A la suite de la lecture d’une chronique parue dans Le Temps, Marius Zimmermann commente une proposition du PLR qui concerne l’assurance-maladie.
Santé

Je réagis à la lecture de la chronique de Mme Marie-Hélène Miauton, publiée dans Le Temps du 1er septembre 2023. Elle y invite à suivre la proposition du PLR de couverture maladie «budget», pour faire baisser les coûts de la santé. Le PLR entend ainsi faire baisser d’un quart les primes, axant l’effort sur la responsabilité individuelle.

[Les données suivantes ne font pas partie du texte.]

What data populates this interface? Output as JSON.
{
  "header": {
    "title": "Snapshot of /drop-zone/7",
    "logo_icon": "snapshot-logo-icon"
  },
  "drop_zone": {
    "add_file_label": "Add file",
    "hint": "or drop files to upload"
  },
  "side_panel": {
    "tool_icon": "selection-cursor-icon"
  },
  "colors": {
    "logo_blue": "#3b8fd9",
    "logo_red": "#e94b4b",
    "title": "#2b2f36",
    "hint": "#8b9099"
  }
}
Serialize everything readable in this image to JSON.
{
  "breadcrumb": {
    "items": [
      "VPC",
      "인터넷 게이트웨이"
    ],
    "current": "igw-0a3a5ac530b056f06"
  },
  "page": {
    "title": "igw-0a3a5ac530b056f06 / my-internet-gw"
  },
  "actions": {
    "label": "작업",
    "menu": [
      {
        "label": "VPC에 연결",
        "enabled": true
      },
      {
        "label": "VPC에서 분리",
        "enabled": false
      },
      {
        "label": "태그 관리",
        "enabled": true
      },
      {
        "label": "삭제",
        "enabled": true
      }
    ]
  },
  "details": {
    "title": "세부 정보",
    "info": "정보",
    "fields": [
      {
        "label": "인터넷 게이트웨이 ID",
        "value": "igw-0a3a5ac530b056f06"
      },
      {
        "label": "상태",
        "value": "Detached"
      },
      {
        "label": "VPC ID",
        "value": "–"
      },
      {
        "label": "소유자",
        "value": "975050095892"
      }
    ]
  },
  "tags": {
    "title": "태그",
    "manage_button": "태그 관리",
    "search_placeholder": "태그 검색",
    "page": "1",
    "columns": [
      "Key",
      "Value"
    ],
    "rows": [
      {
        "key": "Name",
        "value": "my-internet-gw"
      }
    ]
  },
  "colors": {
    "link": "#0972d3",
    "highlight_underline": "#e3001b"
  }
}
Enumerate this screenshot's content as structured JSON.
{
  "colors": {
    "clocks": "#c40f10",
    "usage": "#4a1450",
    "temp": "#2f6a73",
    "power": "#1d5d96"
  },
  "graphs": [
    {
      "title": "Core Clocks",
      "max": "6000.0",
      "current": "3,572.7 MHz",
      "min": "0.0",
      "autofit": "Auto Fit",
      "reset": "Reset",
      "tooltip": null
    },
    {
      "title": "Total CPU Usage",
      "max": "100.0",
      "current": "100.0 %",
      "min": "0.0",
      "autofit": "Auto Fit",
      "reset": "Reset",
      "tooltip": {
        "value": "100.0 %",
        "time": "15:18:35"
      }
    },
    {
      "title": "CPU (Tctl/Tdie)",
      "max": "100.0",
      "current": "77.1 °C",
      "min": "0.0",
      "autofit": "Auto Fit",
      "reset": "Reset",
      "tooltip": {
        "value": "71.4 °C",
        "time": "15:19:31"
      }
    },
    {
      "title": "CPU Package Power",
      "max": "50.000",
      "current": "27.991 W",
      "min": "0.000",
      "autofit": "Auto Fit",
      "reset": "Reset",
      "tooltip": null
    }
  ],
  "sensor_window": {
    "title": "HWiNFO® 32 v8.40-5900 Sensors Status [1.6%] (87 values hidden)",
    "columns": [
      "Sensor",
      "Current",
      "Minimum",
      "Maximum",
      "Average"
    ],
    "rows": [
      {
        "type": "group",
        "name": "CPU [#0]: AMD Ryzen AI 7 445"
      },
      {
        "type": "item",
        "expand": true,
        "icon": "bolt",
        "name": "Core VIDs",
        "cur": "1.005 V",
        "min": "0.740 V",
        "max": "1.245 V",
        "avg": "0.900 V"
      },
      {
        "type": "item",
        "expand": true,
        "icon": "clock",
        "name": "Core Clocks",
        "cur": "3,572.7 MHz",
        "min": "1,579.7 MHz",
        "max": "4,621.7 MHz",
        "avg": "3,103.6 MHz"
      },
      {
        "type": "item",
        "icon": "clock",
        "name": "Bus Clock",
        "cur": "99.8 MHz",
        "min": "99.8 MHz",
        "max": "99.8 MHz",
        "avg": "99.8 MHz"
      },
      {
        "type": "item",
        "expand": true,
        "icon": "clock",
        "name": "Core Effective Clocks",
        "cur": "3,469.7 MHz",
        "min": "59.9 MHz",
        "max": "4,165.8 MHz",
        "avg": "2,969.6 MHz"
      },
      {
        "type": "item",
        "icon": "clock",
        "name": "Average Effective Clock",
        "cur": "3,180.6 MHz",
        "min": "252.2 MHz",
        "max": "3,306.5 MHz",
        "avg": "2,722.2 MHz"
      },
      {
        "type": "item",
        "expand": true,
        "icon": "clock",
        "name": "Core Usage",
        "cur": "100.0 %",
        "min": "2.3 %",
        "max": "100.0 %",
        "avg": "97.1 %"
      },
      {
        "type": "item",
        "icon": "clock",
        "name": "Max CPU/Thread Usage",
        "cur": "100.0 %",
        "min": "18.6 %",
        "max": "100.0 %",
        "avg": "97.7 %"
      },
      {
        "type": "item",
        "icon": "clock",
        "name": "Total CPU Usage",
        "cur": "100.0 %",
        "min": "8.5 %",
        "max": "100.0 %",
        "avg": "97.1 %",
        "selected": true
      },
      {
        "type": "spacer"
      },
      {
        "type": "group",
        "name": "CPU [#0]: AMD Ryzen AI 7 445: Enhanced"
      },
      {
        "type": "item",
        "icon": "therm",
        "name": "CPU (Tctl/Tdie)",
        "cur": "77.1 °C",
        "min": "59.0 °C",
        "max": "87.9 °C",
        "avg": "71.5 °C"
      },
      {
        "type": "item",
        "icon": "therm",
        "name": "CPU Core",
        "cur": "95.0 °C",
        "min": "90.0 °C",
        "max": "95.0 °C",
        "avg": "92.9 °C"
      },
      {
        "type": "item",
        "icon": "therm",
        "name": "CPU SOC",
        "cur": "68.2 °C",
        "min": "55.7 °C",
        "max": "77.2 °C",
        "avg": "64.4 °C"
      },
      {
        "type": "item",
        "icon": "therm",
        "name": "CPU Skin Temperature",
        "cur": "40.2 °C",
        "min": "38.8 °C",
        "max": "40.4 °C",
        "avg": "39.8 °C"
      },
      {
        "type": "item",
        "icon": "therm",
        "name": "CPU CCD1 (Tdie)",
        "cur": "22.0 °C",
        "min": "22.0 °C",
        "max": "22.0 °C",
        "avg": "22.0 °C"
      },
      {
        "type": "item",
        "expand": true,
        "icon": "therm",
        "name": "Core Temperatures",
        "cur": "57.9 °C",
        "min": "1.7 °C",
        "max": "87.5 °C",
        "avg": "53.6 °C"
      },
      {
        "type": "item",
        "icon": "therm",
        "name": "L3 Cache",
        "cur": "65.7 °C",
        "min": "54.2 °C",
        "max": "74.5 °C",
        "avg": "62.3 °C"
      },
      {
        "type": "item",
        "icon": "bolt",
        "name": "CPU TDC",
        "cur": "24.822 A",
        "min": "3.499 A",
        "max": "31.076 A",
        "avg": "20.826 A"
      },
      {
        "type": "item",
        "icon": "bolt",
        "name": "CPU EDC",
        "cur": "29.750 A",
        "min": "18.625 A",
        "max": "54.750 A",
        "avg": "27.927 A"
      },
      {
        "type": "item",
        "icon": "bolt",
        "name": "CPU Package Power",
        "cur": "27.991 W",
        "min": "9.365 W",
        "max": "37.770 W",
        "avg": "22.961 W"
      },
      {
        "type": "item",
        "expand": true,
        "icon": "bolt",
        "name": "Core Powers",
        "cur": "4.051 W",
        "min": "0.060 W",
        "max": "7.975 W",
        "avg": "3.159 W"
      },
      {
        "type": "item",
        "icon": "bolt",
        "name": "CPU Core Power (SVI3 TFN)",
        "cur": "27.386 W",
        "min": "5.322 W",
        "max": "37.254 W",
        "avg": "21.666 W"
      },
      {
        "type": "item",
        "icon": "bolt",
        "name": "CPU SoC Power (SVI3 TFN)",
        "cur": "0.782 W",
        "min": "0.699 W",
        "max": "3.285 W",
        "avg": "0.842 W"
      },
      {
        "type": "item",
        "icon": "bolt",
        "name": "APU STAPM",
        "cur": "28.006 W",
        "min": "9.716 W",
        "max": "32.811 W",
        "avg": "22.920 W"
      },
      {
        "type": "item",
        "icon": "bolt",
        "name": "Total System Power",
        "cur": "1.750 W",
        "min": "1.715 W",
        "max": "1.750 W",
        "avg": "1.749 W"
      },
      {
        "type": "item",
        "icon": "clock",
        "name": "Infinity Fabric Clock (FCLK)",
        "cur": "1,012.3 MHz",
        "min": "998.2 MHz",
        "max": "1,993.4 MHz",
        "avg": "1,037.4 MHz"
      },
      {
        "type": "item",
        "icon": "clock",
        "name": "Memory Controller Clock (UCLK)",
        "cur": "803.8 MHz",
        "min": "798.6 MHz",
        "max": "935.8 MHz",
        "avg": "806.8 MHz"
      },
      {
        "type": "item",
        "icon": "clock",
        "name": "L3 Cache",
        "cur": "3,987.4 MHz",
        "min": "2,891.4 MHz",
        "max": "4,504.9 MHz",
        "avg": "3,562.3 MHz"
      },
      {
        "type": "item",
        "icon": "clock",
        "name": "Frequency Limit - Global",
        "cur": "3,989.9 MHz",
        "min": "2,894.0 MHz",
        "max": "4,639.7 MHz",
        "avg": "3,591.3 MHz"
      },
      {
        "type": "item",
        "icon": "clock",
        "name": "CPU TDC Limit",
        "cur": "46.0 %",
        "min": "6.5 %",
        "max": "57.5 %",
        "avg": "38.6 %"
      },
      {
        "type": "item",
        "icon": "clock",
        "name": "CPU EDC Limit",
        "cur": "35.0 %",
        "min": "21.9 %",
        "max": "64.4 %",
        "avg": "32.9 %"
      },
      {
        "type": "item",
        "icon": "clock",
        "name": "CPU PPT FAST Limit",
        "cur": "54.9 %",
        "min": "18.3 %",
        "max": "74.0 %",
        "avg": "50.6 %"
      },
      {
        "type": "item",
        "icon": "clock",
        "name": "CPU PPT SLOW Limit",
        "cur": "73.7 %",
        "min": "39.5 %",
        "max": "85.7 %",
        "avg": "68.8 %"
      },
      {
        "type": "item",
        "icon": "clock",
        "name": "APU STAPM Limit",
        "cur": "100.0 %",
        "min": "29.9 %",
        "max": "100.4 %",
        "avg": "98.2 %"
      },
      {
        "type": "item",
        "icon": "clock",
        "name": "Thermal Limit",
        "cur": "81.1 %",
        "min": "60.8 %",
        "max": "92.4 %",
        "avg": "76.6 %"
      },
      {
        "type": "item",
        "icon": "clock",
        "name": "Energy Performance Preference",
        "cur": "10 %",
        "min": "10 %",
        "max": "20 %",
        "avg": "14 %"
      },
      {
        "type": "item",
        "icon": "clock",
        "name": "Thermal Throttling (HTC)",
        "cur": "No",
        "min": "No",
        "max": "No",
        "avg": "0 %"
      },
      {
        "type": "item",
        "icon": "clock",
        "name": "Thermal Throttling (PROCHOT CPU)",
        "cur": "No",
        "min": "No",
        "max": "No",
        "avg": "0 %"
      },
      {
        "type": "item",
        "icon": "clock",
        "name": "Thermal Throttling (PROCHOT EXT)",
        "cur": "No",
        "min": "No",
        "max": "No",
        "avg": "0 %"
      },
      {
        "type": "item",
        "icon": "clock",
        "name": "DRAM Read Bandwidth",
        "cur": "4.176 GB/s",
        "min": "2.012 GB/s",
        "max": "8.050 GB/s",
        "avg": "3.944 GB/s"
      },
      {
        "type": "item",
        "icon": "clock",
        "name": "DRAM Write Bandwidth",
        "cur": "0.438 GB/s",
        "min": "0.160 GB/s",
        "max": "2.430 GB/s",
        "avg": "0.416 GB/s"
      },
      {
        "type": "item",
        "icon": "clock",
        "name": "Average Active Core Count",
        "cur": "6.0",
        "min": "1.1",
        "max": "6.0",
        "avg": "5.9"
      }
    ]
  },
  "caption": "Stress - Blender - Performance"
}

Il faut savoir que 80% des coûts de la santé sont dus aux cinq maladies non transmissibles les plus répandues: le cancer, les maladies cardio-vasculaires, les affections chroniques des voies respiratoires, le diabète et les maladies musculo-squelettiques (source: OFSP). Il s’agit de maladies chroniques, face auxquelles il va sans dire que l’usager n’a pas la même liberté de choix, concernant sa prise en charge médicale, que s’il s’apprêtait à acheter une voiture. Par contre, la prévention a un effet potentiellement majeur pour réduire l’incidence et limiter l’impact de ces maladies.

Pour les facteurs de risque, notons que le peuple a accepté, il y a plus d’un an, l’initiative visant à interdire la publicité pour le tabac auprès des jeunes. Il s’agissait alors d’un grand pas vers une réduction des coûts de la santé, certes aux dépens de l’industrie du tabac. Le peuple a ici voté avec intelligence. Au contraire, le Conseil national a, en début d’année, rejeté deux initiatives visant à limiter les quantités de sucre dans notre alimentation. Pour une question d’ADN politique, disait déjà Alain Berset en 2019. Voilà qui est éclairant pour le débat d’aujourd’hui. Or en 2019, le surpoids et l’obésité concernaient près de 41% des adultes, et 19% des enfants (source: Rts Info 27 août 2019). Pas assez lourd face aux lobbies?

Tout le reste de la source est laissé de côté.